Current will not divide equally between each LED because of tiny differences in the forward voltage characteristic. Look at the graph above; if one LED required 2.1 volts to draw 20mA and another need 2.0 volts to take 20mA, most of the current will be taken by the 2nd LED.
See also this closely related Q&A
EDIT - Regarding the transistor hFE, you might be thinking that a certain base current will always cause a certain collector current to flow and this is commonly the case when the transistor is in its active region: -
The active region is the area in the graph above where the collector current has a fairly flat slope and it can be seen that collector current is proportional to base current. However, you need to operate the transistor as a switch because you can't easily control current accurately into an LED. As mentioned above, it is the use of a resistor that controls the current into a simple LED circuit.

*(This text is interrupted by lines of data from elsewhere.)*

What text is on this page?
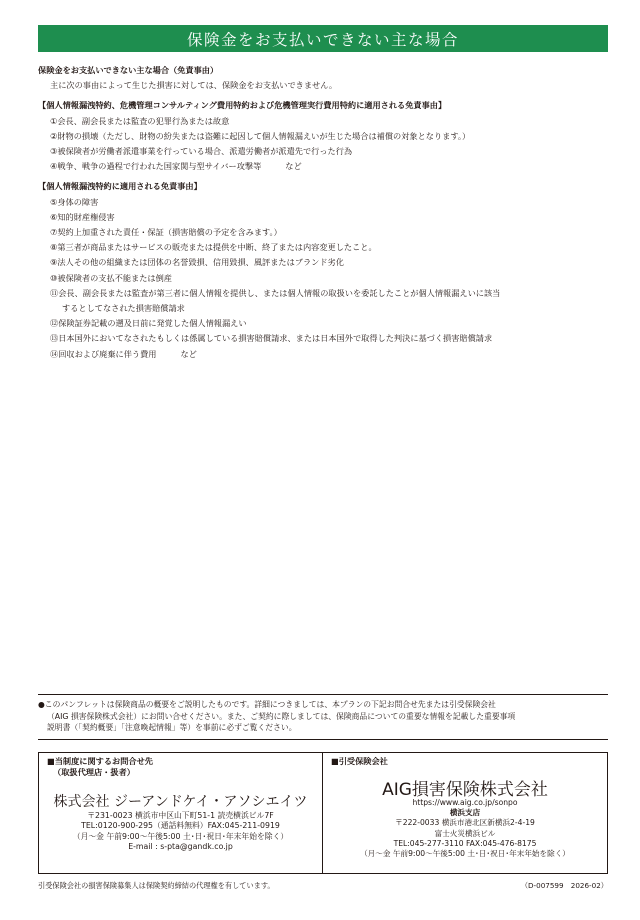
保険金をお支払いできない主な場合
保険金をお支払いできない主な場合（免責事由）
主に次の事由によって生じた損害に対しては、保険金をお支払いできません。
【個人情報漏洩特約、危機管理コンサルティング費用特約および危機管理実行費用特約に適用される免責事由】
①会長、副会長または監査の犯罪行為または故意
②財物の損壊（ただし、財物の紛失または盗難に起因して個人情報漏えいが生じた場合は補償の対象となります。）
③被保険者が労働者派遣事業を行っている場合、派遣労働者が派遣先で行った行為
④戦争、戦争の過程で行われた国家関与型サイバー攻撃等	など
【個人情報漏洩特約に適用される免責事由】
⑤身体の障害
⑥知的財産権侵害
⑦契約上加重された責任・保証（損害賠償の予定を含みます。）
⑧第三者が商品またはサービスの販売または提供を中断、終了または内容変更したこと。
⑨法人その他の組織または団体の名誉毀損、信用毀損、風評またはブランド劣化
⑩被保険者の支払不能または倒産
⑪会長、副会長または監査が第三者に個人情報を提供し、または個人情報の取扱いを委託したことが個人情報漏えいに該当
するとしてなされた損害賠償請求
⑫保険証券記載の遡及日前に発覚した個人情報漏えい
⑬日本国外においてなされたもしくは係属している損害賠償請求、または日本国外で取得した判決に基づく損害賠償請求
⑭回収および廃棄に伴う費用	など
●このパンフレットは保険商品の概要をご説明したものです。詳細につきましては、本プランの下記お問合せ先または引受保険会社
（AIG 損害保険株式会社）にお問い合せください。また、ご契約に際しましては、保険商品についての重要な情報を記載した重要事項
説明書（「契約概要」「注意喚起情報」等）を事前に必ずご覧ください。
■当制度に関するお問合せ先
（取扱代理店・扱者）
株式会社 ジーアンドケイ・アソシエイツ
〒231-0023 横浜市中区山下町51-1 読売横浜ビル7F
TEL:0120-900-295（通話料無料）FAX:045-211-0919
（月〜金 午前9:00〜午後5:00 土･日･祝日･年末年始を除く）
E-mail : s-pta@gandk.co.jp
■引受保険会社
AIG損害保険株式会社
https://www.aig.co.jp/sonpo
横浜支店
〒222-0033 横浜市港北区新横浜2-4-19
富士火災横浜ビル
TEL:045-277-3110 FAX:045-476-8175
（月〜金 午前9:00〜午後5:00 土･日･祝日･年末年始を除く）
引受保険会社の損害保険募集人は保険契約締結の代理権を有しています。	（D-007599　2026-02）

So, when operated as a switch, the BJT is "saturated" and the part of the characteristic it uses is close to 0V on the x-axis - now the slopes of collector current and CE voltage are very high and this is called the linear region - basically if you double CE voltage you double collector current - it's a resistor. You could look at that graph and with a base current of (say) 5 mA the collector current is 500 mA with 5V applied - this ratio is largely the case when 2.5 volts are applied i.e. collector current halves.
This implies it has a resistance of ~5V/500mA = ~10 ohms i.e. it is a switch but with 10 ohm contact resistance!